Misogynoir isn’t enough. Being black and womxn gets worse once you add foreign to that label. The interrogation of our identities should not end at race and Gender as black womxn. We should look at the other intersections that are used to as try to destroy us.
Class and Ethnicity oppression have done as much damage as Race and gender based oppression in my life. Being bullied for simply being Congolese for the first couple of years in South Africa was really damaging.
For years, I tried to assimilate into South African culture, I didn’t want my friends to see me as one of the foreign kids so I mostly avoided foreign kids.
The assimilation and self-hate were not conscious decisions. They were my 9-year old self’s subconscious way to build defense mechanisms to survive school.
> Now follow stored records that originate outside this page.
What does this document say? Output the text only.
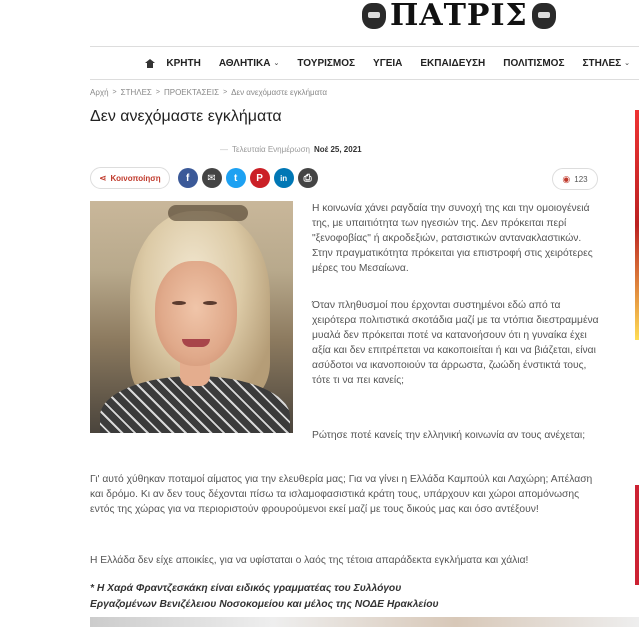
ΠΑΤΡΙΣ
ΚΡΗΤΗ ΑΘΛΗΤΙΚΑ ⌄ ΤΟΥΡΙΣΜΟΣ ΥΓΕΙΑ ΕΚΠΑΙΔΕΥΣΗ ΠΟΛΙΤΙΣΜΟΣ ΣΤΗΛΕΣ ⌄
Αρχή > ΣΤΗΛΕΣ > ΠΡΟΕΚΤΑΣΕΙΣ > Δεν ανεχόμαστε εγκλήματα
Δεν ανεχόμαστε εγκλήματα
— Τελευταία Ενημέρωση Νοέ 25, 2021
⋖ Κοινοποίηση	f	✉	t	P	in	⎙	◉ 123

Η κοινωνία χάνει ραγδαία την συνοχή της και την ομοιογένειά της, με υπαιτιότητα των ηγεσιών της. Δεν πρόκειται περί "ξενοφοβίας" ή ακροδεξιών, ρατσιστικών αντανακλαστικών. Στην πραγματικότητα πρόκειται για επιστροφή στις χειρότερες μέρες του Μεσαίωνα.

Όταν πληθυσμοί που έρχονται συστημένοι εδώ από τα χειρότερα πολιτιστικά σκοτάδια μαζί με τα ντόπια διεστραμμένα μυαλά δεν πρόκειται ποτέ να κατανοήσουν ότι η γυναίκα έχει αξία και δεν επιτρέπεται να κακοποιείται ή και να βιάζεται, είναι ασύδοτοι να ικανοποιούν τα άρρωστα, ζωώδη ένστικτά τους, τότε τι να πει κανείς;

Ρώτησε ποτέ κανείς την ελληνική κοινωνία αν τους ανέχεται;

Γι' αυτό χύθηκαν ποταμοί αίματος για την ελευθερία μας; Για να γίνει η Ελλάδα Καμπούλ και Λαχώρη; Απέλαση και δρόμο. Κι αν δεν τους δέχονται πίσω τα ισλαμοφασιστικά κράτη τους, υπάρχουν και χώροι απομόνωσης εντός της χώρας για να περιοριστούν φρουρούμενοι εκεί μαζί με τους δικούς μας και όσο αντέξουν!

Η Ελλάδα δεν είχε αποικίες, για να υφίσταται ο λαός της τέτοια απαράδεκτα εγκλήματα και χάλια!

* Η Χαρά Φραντζεσκάκη είναι ειδικός γραμματέας του Συλλόγου
Εργαζομένων Βενιζέλειου Νοσοκομείου και μέλος της ΝΟΔΕ Ηρακλείου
My features are kind of obviously Congolese so I struggled to see myself as beautiful since what made me was what I had to avoid. My people love bright outrageous colours and I avoided those (for the most part), I avoided prints from back home and anything else that would give me away.
Learning to love and appreciate the fact that I am Congolese has been a highlight for the last couple of years.
I wear all the ridiculous prints, I cut my hair so my features were even more prominent, Congolese strangers in the road don’t even bother to speak English with me because they can tell. For years being easily identified would make me cringe on the inside, now I just do me and this makes me happy.
I Bought these earrings a few weeks ago, just because I thought they were pretty, the friend who was with me laughed and told me that I was making “such a Congolese” choice, I agreed with her and still got the earrings without feeling any shame.
Growing up as a refugee in South Africa is hard and It continues to break refugee kids. South Africans are selective in their praise. Everyone thinks Kenya and Ghana and Tanzania are cool, I mean at least there aren’t many of those here. The Zimbabweans and Malawians are not that great but at least their speak some South African languages.
The Congolese, Nigerians, Somalians, Ethiopians and others who are obviously different are the ones who remain on the outside. Dealing with Classism, racism and the casual Xenophobia (the obvious Xenophobia is reserved for certain episodes most of the time).
People still use my doing something obviously not South African as an insult/ something not desirable, even conscious folks who are friends do this.
The last couple of years have been about me learning for myself now I am ready to call people out on Their causal xenophobia.